In August I was travelling from my home in Alsager to London and I had to be there mid-morning. So the night I stopped off at the Virgin run ticket office at Crewe Station to buy my tickets. On the way back I wanted to drop in on a business associate in Crewe, so I was looking to get tickets from Crewe to London but I would actually get on the initial trip in Alsager.
Just to check when buying the tickets I must have asked at least three times “does the train go through Alsager?” Embarrassing as it is to admit it, I asked the wrong question. This became apparent even to me when the 6.52am did go through Alsager – at 40mph and they did not even open the doors to give me a fair chance.
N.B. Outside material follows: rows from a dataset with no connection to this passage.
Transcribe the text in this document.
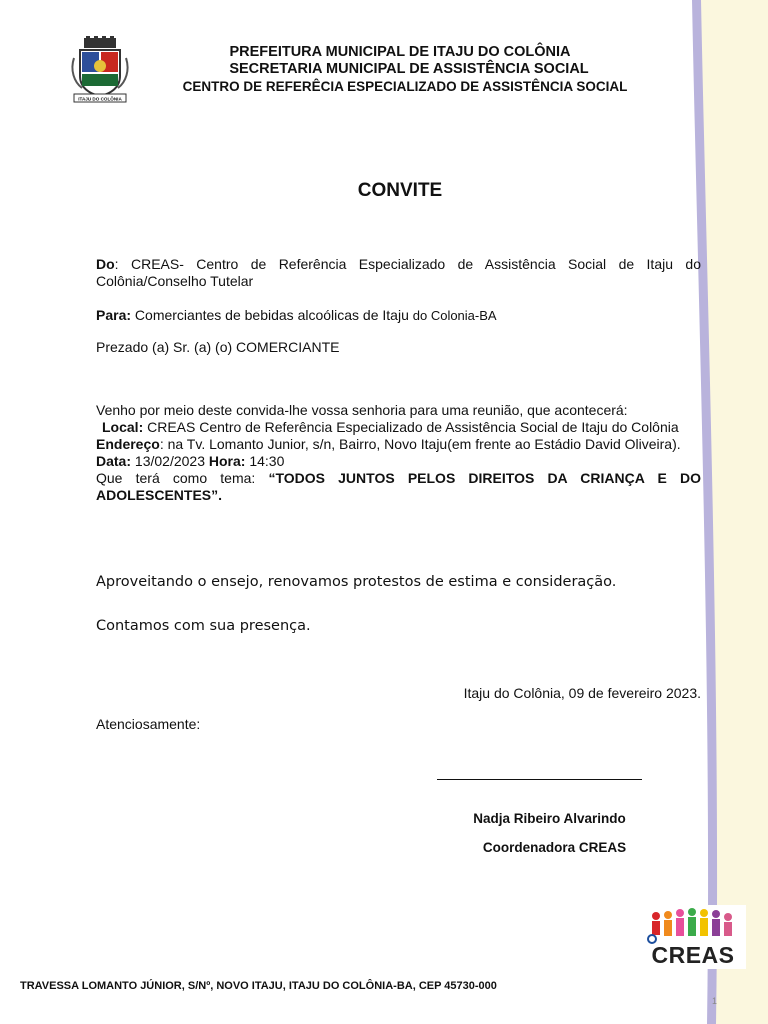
ITAJU DO COLÔNIA
PREFEITURA MUNICIPAL DE ITAJU DO COLÔNIA
SECRETARIA MUNICIPAL DE ASSISTÊNCIA SOCIAL
CENTRO DE REFERÊCIA ESPECIALIZADO DE ASSISTÊNCIA SOCIAL
CONVITE
Do: CREAS- Centro de Referência Especializado de Assistência Social de Itaju do Colônia/Conselho Tutelar
Para: Comerciantes de bebidas alcoólicas de Itaju do Colonia-BA
Prezado (a) Sr. (a) (o) COMERCIANTE
Venho por meio deste convida-lhe vossa senhoria para uma reunião, que acontecerá:
Local: CREAS Centro de Referência Especializado de Assistência Social de Itaju do Colônia
Endereço: na Tv. Lomanto Junior, s/n, Bairro, Novo Itaju(em frente ao Estádio David Oliveira).
Data: 13/02/2023 Hora: 14:30
Que terá como tema: “TODOS JUNTOS PELOS DIREITOS DA CRIANÇA E DO ADOLESCENTES”.
Aproveitando o ensejo, renovamos protestos de estima e consideração.
Contamos com sua presença.
Itaju do Colônia, 09 de fevereiro 2023.
Atenciosamente:
Nadja Ribeiro Alvarindo
Coordenadora CREAS
CREAS
TRAVESSA LOMANTO JÚNIOR, S/Nº, NOVO ITAJU, ITAJU DO COLÔNIA-BA, CEP 45730-000
1
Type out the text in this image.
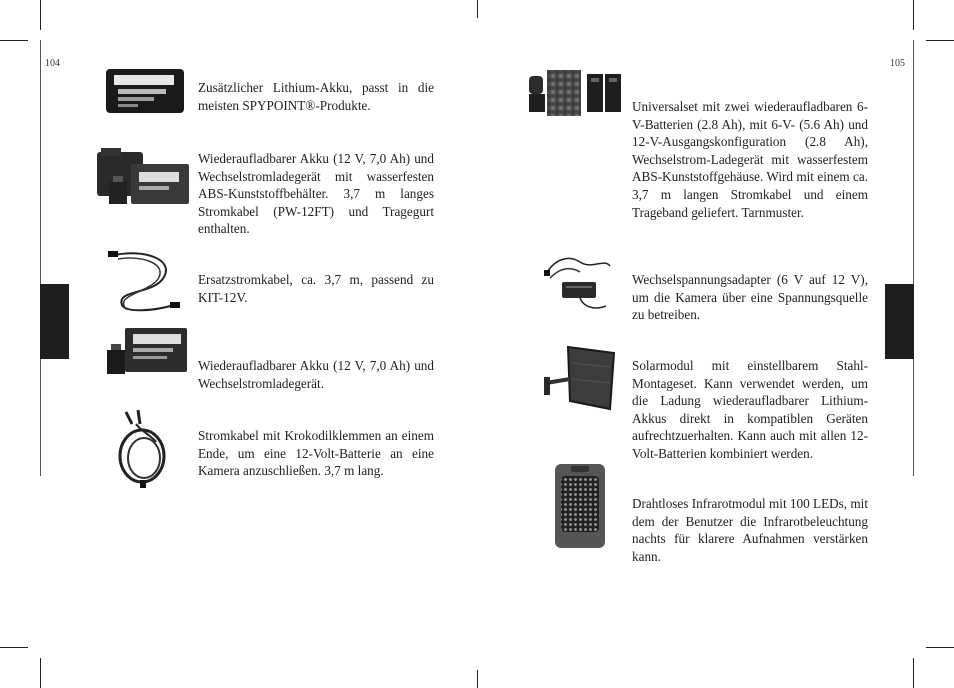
104	105
Zusätzlicher Lithium-Akku, passt in die meisten SPYPOINT®-Produkte.
Wiederaufladbarer Akku (12 V, 7,0 Ah) und Wechselstromladegerät mit wasserfesten ABS-Kunststoffbehälter. 3,7 m langes Stromkabel (PW-12FT) und Tragegurt enthalten.
Ersatzstromkabel, ca. 3,7 m, passend zu KIT-12V.
Wiederaufladbarer Akku (12 V, 7,0 Ah) und Wechselstromladegerät.
Stromkabel mit Krokodilklemmen an einem Ende, um eine 12-Volt-Batterie an eine Kamera anzuschließen. 3,7 m lang.
Universalset mit zwei wiederaufladbaren 6-V-Batterien (2.8 Ah), mit 6-V- (5.6 Ah) und 12-V-Ausgangskonfiguration (2.8 Ah), Wechselstrom-Ladegerät mit wasserfestem ABS-Kunststoffgehäuse. Wird mit einem ca. 3,7 m langen Stromkabel und einem Trageband geliefert. Tarnmuster.
Wechselspannungsadapter (6 V auf 12 V), um die Kamera über eine Spannungsquelle zu betreiben.
Solarmodul mit einstellbarem Stahl-Montageset. Kann verwendet werden, um die Ladung wiederaufladbarer Lithium-Akkus direkt in kompatiblen Geräten aufrechtzuerhalten. Kann auch mit allen 12-Volt-Batterien kombiniert werden.
Drahtloses Infrarotmodul mit 100 LEDs, mit dem der Benutzer die Infrarotbeleuchtung nachts für klarere Aufnahmen verstärken kann.
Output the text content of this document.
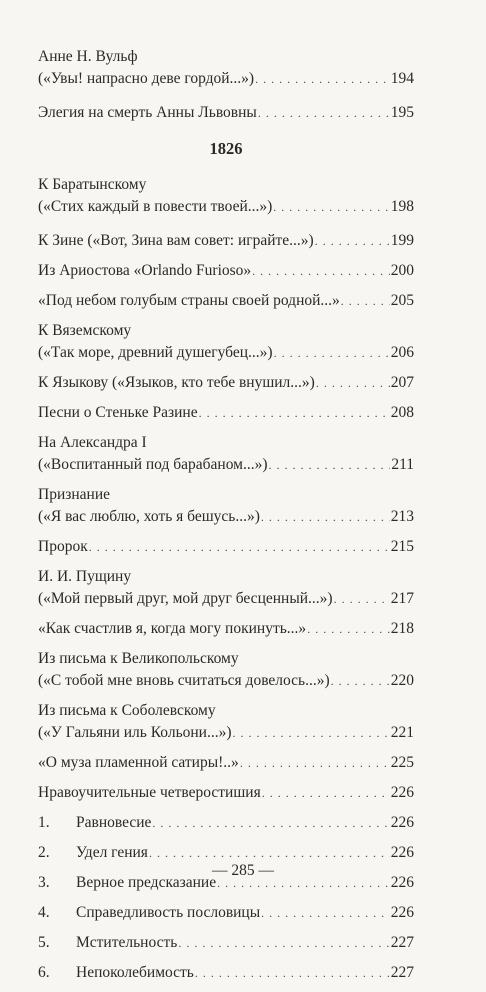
Анне Н. Вульф
(«Увы! напрасно деве гордой...») . . .	194
Элегия на смерть Анны Львовны . . .	195
1826
К Баратынскому
(«Стих каждый в повести твоей...») . . .	198
К Зине («Вот, Зина вам совет: играйте...») . . .	199
Из Ариостова «Orlando Furioso» . . .	200
«Под небом голубым страны своей родной...» . . .	205
К Вяземскому
(«Так море, древний душегубец...») . . .	206
К Языкову («Языков, кто тебе внушил...») . . .	207
Песни о Стеньке Разине . . .	208
На Александра I
(«Воспитанный под барабаном...») . . .	211
Признание
(«Я вас люблю, хоть я бешусь...») . . .	213
Пророк . . .	215
И. И. Пущину
(«Мой первый друг, мой друг бесценный...») . . .	217
«Как счастлив я, когда могу покинуть...» . . .	218
Из письма к Великопольскому
(«С тобой мне вновь считаться довелось...») . . .	220
Из письма к Соболевскому
(«У Гальяни иль Кольони...») . . .	221
«О муза пламенной сатиры!..» . . .	225
Нравоучительные четверостишия . . .	226
1.	Равновесие . . .	226
2.	Удел гения . . .	226
3.	Верное предсказание . . .	226
4.	Справедливость пословицы . . .	226
5.	Мстительность . . .	227
6.	Непоколебимость . . .	227
— 285 —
I took the next train to Stoke and was told that my vastly overpriced ticket was invalid – the ticket operator did however let me off when I explained the story.
No such luck when I reached Stoke, I had to pay another £80 for a ticket to London and told that I did not have a chance in hell of getting any money back as the change to the trains was an “improvement” that had happened in May.
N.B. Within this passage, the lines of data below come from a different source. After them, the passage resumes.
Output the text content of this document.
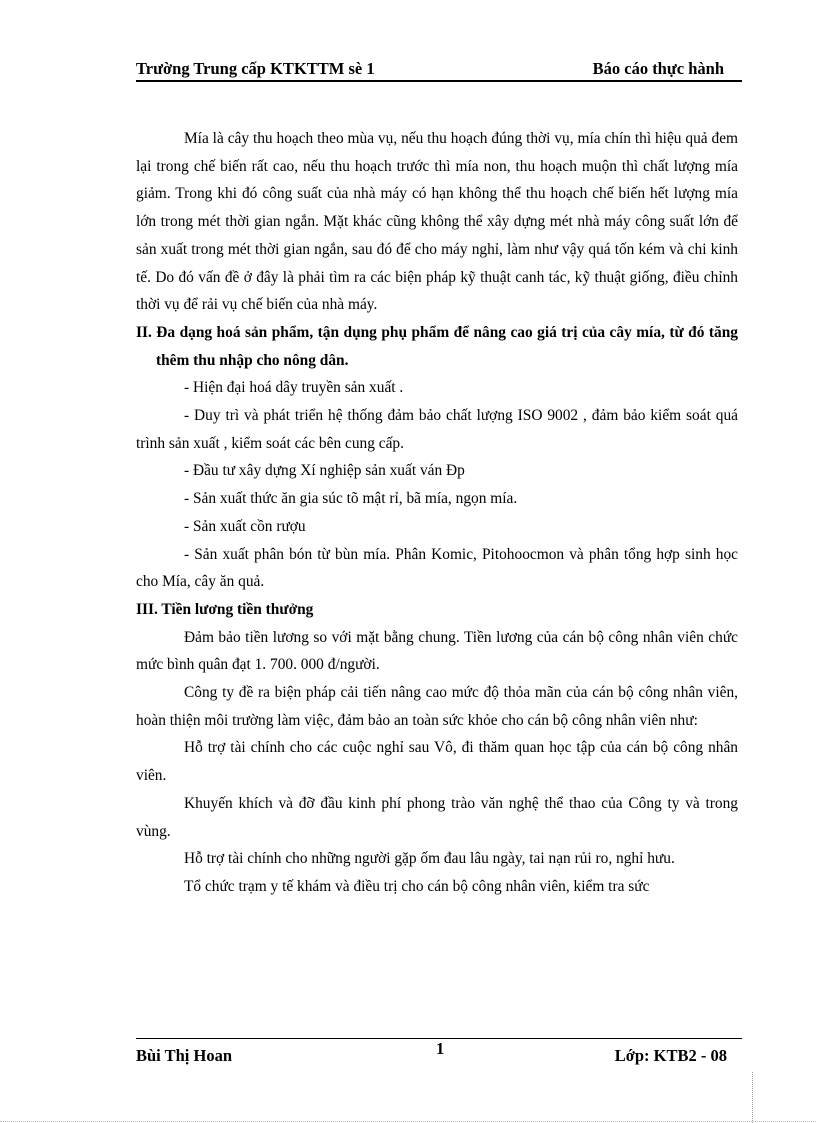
Trường Trung cấp KTKTTM sè 1	Báo cáo thực hành

Mía là cây thu hoạch theo mùa vụ, nếu thu hoạch đúng thời vụ, mía chín thì hiệu quả đem lại trong chế biến rất cao, nếu thu hoạch trước thì mía non, thu hoạch muộn thì chất lượng mía giảm. Trong khi đó công suất của nhà máy có hạn không thể thu hoạch chế biến hết lượng mía lớn trong mét thời gian ngắn. Mặt khác cũng không thể xây dựng mét nhà máy công suất lớn để sản xuất trong mét thời gian ngắn, sau đó để cho máy nghỉ, làm như vậy quá tốn kém và chi kinh tế. Do đó vấn đề ở đây là phải tìm ra các biện pháp kỹ thuật canh tác, kỹ thuật giống, điều chỉnh thời vụ để rải vụ chế biến của nhà máy.

II. Đa dạng hoá sản phẩm, tận dụng phụ phẩm để nâng cao giá trị của cây mía, từ đó tăng thêm thu nhập cho nông dân.

- Hiện đại hoá dây truyền sản xuất .

- Duy trì và phát triển hệ thống đảm bảo chất lượng ISO 9002 , đảm bảo kiểm soát quá trình sản xuất , kiểm soát các bên cung cấp.

- Đầu tư xây dựng Xí nghiệp sản xuất ván Đp

- Sản xuất thức ăn gia súc tõ mật rỉ, bã mía, ngọn mía.

- Sản xuất cồn rượu

- Sản xuất phân bón từ bùn mía. Phân Komic, Pitohoocmon và phân tổng hợp sinh học cho Mía, cây ăn quả.

III. Tiền lương tiền thưởng

Đảm bảo tiền lương so với mặt bằng chung. Tiền lương của cán bộ công nhân viên chức mức bình quân đạt 1. 700. 000 đ/người.

Công ty đề ra biện pháp cải tiến nâng cao mức độ thỏa mãn của cán bộ công nhân viên, hoàn thiện môi trường làm việc, đảm bảo an toàn sức khỏe cho cán bộ công nhân viên như:

Hỗ trợ tài chính cho các cuộc nghỉ sau Vô, đi thăm quan học tập của cán bộ công nhân viên.

Khuyến khích và đỡ đầu kinh phí phong trào văn nghệ thể thao của Công ty và trong vùng.

Hỗ trợ tài chính cho những người gặp ốm đau lâu ngày, tai nạn rủi ro, nghỉ hưu.

Tổ chức trạm y tế khám và điều trị cho cán bộ công nhân viên, kiểm tra sức

Bùi Thị Hoan	1	Lớp: KTB2 - 08
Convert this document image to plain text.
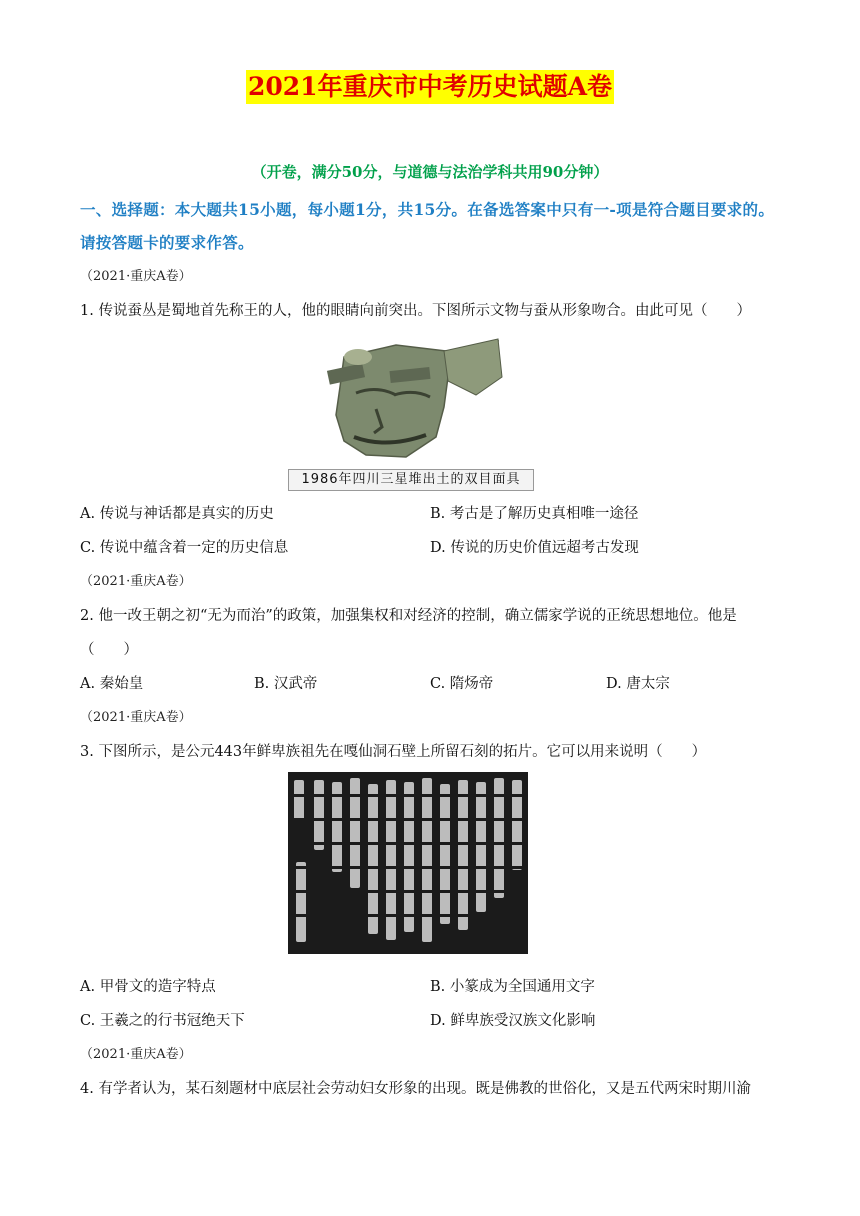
2021年重庆市中考历史试题A卷
（开卷，满分50分，与道德与法治学科共用90分钟）
一、选择题：本大题共15小题，每小题1分，共15分。在备选答案中只有一-项是符合题目要求的。请按答题卡的要求作答。
（2021·重庆A卷）
1. 传说蚕丛是蜀地首先称王的人，他的眼睛向前突出。下图所示文物与蚕从形象吻合。由此可见（　　）
1986年四川三星堆出土的双目面具
A. 传说与神话都是真实的历史	B. 考古是了解历史真相唯一途径
C. 传说中蕴含着一定的历史信息	D. 传说的历史价值远超考古发现
（2021·重庆A卷）
2. 他一改王朝之初“无为而治”的政策，加强集权和对经济的控制，确立儒家学说的正统思想地位。他是
（　　）
A. 秦始皇	B. 汉武帝	C. 隋炀帝	D. 唐太宗
（2021·重庆A卷）
3. 下图所示，是公元443年鲜卑族祖先在嘎仙洞石壁上所留石刻的拓片。它可以用来说明（　　）
A. 甲骨文的造字特点	B. 小篆成为全国通用文字
C. 王羲之的行书冠绝天下	D. 鲜卑族受汉族文化影响
（2021·重庆A卷）
4. 有学者认为，某石刻题材中底层社会劳动妇女形象的出现。既是佛教的世俗化，又是五代两宋时期川渝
So what blindingly obvious lessons did I learn from this?
- Questions need to be precise and unambiguous (after 15 years in the trade I should have know this)
- Phrasing of an issue matters – this is why I now talk about marketing and sales since this is how the customer sees it and if you
- Information is pointless unless it is provided to the right people at the right time.
I also found out who are the people with more money than sense who travel on Virgin Trains.